Avec le paquet climat, c’est également la compétitivité des entreprises européenne à l’internationale qui est en question. Imposer à l’Europe des contraintes environnementales plus strictes  que celles assumées par ses partenaires ne risque-t-il pas, en effet, de peser sur leur compétitivité face à des pays qui n’appliqueraient pas les mêmes normes ? Anticipant cette question, le président français, Nicolas Sarkozy, a proposé, juste après son élection en mai 2007, la mise en place d’une taxe carbone dans le cadre du paquet énergie-climat.

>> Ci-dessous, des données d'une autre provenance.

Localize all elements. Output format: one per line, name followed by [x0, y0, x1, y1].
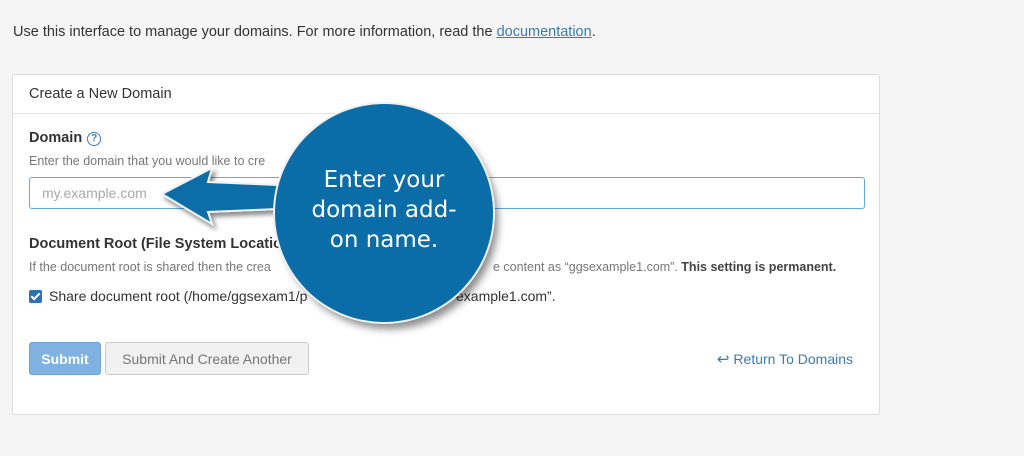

Mais les Etats membres sont en majorité opposés à cette idée, assimilée à du protectionnisme. « Pourtant, le secrétaire général de l’OMC lui-même ne dit pas que cette histoire de taxe carbone est incompatible », a cependant réagi Marcel Grignard, mettant en garde contre des décisions « vertueuses sur le plan écologique, qui peuvent aboutir à des catastrophes sur le plan social ».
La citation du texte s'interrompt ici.